Officials say she will pursue certification through the state's career and technical education program, which allows potential educators an alternate route to becoming a teacher.

"It was authorized by the superintendent and done after consulting with human resources," said Michael Raisor, chief operations officer for JCPS. "We created this position because there was no other place for her to go and because Central High School had expressed the desire to expand their law program."

However, Central High’s budget for the upcoming academic year makes no request for an expanded program, and Dan Withers -- who was the school’s principal until his retirement Tuesday – said the school did not ask the district to fund a third law magnet teaching position.

Withers said the school had already expanded its law and government magnet program during the 2013-14 year with the addition of a second teacher and the opening of a new courtroom.

"I have not had a conversation with the district about expanding the program since we expanded the program last year," Withers told WDRB News on Thursday.

But Aimee Green, JCPS’ director of recruitment and staffing, said she had an informal conversation with Withers earlier this year, asking him if he would have an interest in expanding the school's programs. 

Withers said he had no idea JCPS was going to fund a third teaching position in the law magnet, as WDRB News reported on Tuesday. He said no additional students are entering the law magnet program and no additional classes have been added to the schedule for this fall.

The job at Central High was not advertised and Malone's salary will be paid out of the district's general fund instead of the school’s budget. At $84,000, her salary will be roughly that of a teacher with a doctorate and 25 years' experience, according to the JCPS salary schedule.

Malone's job was eliminated as part of Hargens' decision to outsource legal work to save money and "build capacity" in the district

WDRB News requested an interview with Hargens to explain Malone's hiring, but was told Hargens was unavailable for comment.

Raisor called Malone's change in employment a "demotion" and said her salary was set at the highest scale for a teacher to mitigate the decrease in pay from her central office job. Malone previously made $148,600 as the assistant general counsel for JCPS.

"When a person’s position is eliminated, we make every effort to place that person in another position in which they are qualified," Raisor said. "Over the past three years, we have had open positions and were able to do that. However, in the case of Ms. Malone, there weren't any open positions available and she literally would have been the only employee adversely affected by the most recent reorganization."

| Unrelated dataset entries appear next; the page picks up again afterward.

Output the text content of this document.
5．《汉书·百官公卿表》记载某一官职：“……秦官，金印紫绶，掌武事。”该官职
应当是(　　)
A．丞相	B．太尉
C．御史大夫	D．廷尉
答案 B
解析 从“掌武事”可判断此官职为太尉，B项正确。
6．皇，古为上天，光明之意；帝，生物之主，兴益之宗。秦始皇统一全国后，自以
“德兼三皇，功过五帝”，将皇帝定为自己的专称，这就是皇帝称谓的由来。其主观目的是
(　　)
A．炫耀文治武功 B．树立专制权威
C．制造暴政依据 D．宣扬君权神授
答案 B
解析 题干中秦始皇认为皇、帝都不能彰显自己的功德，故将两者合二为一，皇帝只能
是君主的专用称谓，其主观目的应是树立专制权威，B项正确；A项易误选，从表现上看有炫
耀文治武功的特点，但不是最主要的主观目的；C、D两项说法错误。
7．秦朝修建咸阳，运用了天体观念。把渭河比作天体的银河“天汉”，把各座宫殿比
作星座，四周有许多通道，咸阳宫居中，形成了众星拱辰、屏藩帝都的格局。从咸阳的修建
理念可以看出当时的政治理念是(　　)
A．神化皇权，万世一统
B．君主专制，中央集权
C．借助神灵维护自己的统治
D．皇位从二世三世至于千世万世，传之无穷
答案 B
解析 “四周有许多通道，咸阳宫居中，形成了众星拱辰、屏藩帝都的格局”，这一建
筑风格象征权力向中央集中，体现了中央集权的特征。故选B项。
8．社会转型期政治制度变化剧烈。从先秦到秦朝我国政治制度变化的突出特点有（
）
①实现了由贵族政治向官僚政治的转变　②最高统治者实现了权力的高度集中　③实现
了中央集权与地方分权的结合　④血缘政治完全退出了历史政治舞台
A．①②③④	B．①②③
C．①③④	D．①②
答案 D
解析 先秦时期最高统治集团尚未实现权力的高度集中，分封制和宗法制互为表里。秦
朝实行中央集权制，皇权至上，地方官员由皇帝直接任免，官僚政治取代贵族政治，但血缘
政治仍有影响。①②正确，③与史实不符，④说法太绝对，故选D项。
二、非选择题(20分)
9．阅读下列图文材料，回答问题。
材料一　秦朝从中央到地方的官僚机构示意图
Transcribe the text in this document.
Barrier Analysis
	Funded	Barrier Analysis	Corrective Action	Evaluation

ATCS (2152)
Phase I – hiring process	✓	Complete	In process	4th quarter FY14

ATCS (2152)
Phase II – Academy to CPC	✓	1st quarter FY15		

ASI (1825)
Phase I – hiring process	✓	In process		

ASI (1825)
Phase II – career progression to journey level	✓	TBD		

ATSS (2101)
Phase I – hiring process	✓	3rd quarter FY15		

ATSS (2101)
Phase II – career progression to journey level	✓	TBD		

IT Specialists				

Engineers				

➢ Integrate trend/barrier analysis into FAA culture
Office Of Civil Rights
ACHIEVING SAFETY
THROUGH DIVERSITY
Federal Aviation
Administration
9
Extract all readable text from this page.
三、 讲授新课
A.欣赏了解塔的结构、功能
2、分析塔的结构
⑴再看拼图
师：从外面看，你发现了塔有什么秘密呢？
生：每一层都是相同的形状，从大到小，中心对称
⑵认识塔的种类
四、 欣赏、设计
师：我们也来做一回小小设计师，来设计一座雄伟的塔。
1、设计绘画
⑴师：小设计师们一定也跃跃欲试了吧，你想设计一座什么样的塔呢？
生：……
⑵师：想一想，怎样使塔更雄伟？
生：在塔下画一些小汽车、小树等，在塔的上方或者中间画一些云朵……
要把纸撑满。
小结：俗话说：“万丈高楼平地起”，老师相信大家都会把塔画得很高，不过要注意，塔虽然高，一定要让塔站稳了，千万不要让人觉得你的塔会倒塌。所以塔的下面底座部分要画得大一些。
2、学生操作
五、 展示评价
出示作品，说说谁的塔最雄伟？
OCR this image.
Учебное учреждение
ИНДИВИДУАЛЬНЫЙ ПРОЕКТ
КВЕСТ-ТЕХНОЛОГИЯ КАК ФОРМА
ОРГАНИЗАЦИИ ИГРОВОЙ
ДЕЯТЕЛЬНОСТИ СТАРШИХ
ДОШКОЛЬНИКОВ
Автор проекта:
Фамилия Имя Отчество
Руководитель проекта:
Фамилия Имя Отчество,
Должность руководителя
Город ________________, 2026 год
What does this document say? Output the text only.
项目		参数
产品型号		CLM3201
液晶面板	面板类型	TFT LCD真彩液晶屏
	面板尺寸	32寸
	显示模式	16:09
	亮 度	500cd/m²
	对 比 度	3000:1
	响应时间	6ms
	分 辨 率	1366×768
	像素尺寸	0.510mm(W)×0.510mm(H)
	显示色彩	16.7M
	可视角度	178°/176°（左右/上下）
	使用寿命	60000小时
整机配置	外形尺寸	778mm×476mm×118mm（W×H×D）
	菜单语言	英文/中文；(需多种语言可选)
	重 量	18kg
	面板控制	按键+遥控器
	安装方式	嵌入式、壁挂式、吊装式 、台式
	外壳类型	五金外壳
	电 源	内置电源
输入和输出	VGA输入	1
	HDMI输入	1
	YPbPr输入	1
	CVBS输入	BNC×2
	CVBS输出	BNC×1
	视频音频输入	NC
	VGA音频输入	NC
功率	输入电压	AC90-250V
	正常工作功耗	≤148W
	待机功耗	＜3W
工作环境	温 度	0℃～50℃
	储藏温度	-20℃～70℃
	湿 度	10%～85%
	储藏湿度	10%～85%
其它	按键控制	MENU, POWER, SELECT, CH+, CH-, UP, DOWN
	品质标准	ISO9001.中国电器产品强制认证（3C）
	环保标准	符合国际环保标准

Raisor added that Malone is a "valued employee who had expressed interest in teaching in the law program who is an experienced attorney.”

When asked why JCPS is spending $84,000 on a new position was neither advertised nor requested -- particularly with the district likely to seek a tax increase in August -- Raisor was unapologetic.

"We had an overstaffed employee we needed to place and thought this was an incredible opportunity to invest the law magnet at Central," he said. "We are not going to apologize for investing in our schools."

Meanwhile, the executive director of the Jefferson County Teachers Association told WDRB News Thursday her organization has heard from a "number of teachers who are very concerned about this."

"We are wondering how this fits in with our contract and how the district is justifying this," said DeeAnn Flaherty. "We have our own attorneys who are looking into the matter for us to advise us on a course of action if necessary."

At Central, Malone will earn more than the two other lawyers who teach in the same program, including her supervisor. 

Joe Gutmann and Charles Koby make $79,200 and $51,150 respectively. Gutmann, a former prosecutor, is the coordinator of the program. Koby has more than 20 years experience as a lawyer and has a master's degree in teaching.

Green said Malone has submitted the "extensive application" for her alternative certificate and that JCPS will send it to the Kentucky Department of Education on Monday. She said Malone will have certification before the first day of school on Aug. 12.

As part of the career and technical education certification process, Malone must enroll in a university, attend the New Teacher Institute and enter be part of the Kentucky Teacher Internship Program during the 2015-16 year. 

Green said Malone won't have to take any classes during 2015-16, but she will have to take six credit hours during 2016-17 to renew the certificate. 

Malone has not returned phone calls for comment.